Bir gün batımı tevafuk karşılaşmıştı iki yabancı. Sonrasında iki yakın dost candan öte canan olacaklarını bilmeksizin bir çay eşliğinde muhabbet kurivermişlerdi hemencecik. Bu sohbetin üzerinden seneler geçmişti ki sohbeti ne Ahmet ne de Mine unutabilmişti. İki yabancı dosttu onlar, senelerin getiremediği huzuru, sıcaklığı, saygıyı ve sevgiyi bir saat içerisinde verebilmişlerdi birbirlerine. Yaklaşık dört sene sonra tekrar aynı şehirdelerdi. Ahmet bir plan yapmıştı. O sohbet ettikleri çay bahçesine her gün gidecekti. Bir umut görebilmeyi düşlüyor onunla mutlu bir yuva kurmayı düşünüyordu. Bir yüzük bile almıştı hatta. O sohbet esnasında en sevdiği kitabın “Çöle İnen Nur” olduğunu söylemişti Mine ve Ahmet o günden sonra o kitabı yanından ayırmamıştı. Bu kitapla beraber verecekti yüzüğü Mine’ye, planına dahil etmişti bunu da. Bir hafta sonra akşam üstü gün batımı eşliğinde karşılaşmışlardı yine. Ahmet cesaretlenip her şeyi anlatmak istemişti ama heyecanı el vermiyordu bir türlü. Kan ter içerisinde kalmış, farkında olmadan Mine’ye almış olduğu gülü fazlaca sıkarak elini yaralamıştı. Farkında değildi, acı hissetmiyor içinde bulunduğu karmaşalı duygulardan sıyrılmaya calışıyordu. Kalbi çarpıyor, bir türlü iki kelimeyi bir araya getiremiyordu. Konuşmayı unutmuş gibiydi. “Neyin var” sorusuyla irkildi Ahmet . İçinde bulunduğu karmaşadan bir an önce kurtulmak istercesine “sevmek böyle bir şey mi?” Diye soruverdi.
-Ne gibi?
-Bilmiyorum. Kalp çarpıntısı, midende oluşan tarifsiz hissiyatlar sevgiyi tarif eden kelimeler artık kifayetsiz kalıyor gibi.

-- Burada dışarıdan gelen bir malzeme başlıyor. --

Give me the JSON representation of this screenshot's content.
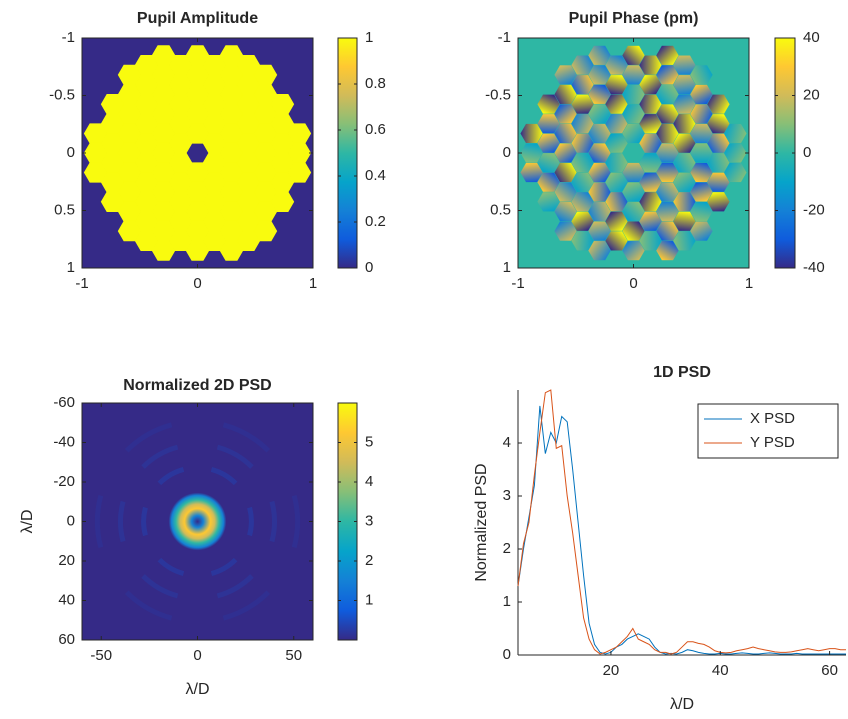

-Kelimeler onlara yüklediğin anlamlarla zenginleşir ve sevgiyi tanimladığın şey aslında onlara yüklediğin manada gizlidir.
-Bir yerde anlamak ve anlamlandırmak gibi yani.
-Evet.Karşındaki kişiyi anlamak anlaşılmak ve bu alçak gönüllülüğü devam ettirebilmektedir mesele.
Bir süre sessizlik oluştu. Mine anlamıştı aslında Ahmet’in kendisini sevdiğini ama ondan duymak istiyordu. Çünkü kendiside sevmişti. Bu konuşmadan sonra kararını net olarak vermişti. Ahmet bir müddet sessizliğini koruduktan sonra Mine’ye:
-Sana bir hediyem var, demişti.
-Ne hediyesi?
-En sevdigin kitabın ismini söylemiştin bana hatırlıyormusun?
Bu soruyu sorduğu esnada çantasından kitabı çıkararak ona uzattı. Çok sevmişti. Gözleri dolmuş bir şekilde kitabı incelerken Ahmet diz çökmüş bir vaziyette Mine’nin kendisini fark etmesini bekliyordu. Mine sağına döndüğü anda gözgöze gelmiş ve o soruyla muhatap olmuştu:
-Benimle evlenir misin? Mine bir müddet dona kaldıktan sonra “Evet” diyerek beraber bir mutluluğa adım atmışlardı.
Ahmet ile Mine tevafuk ile karşılaşmanın ardından bu yabancı dostluğu evlilik ile taçlandırmış sonsuz bir saadet ile noktalamışlardı.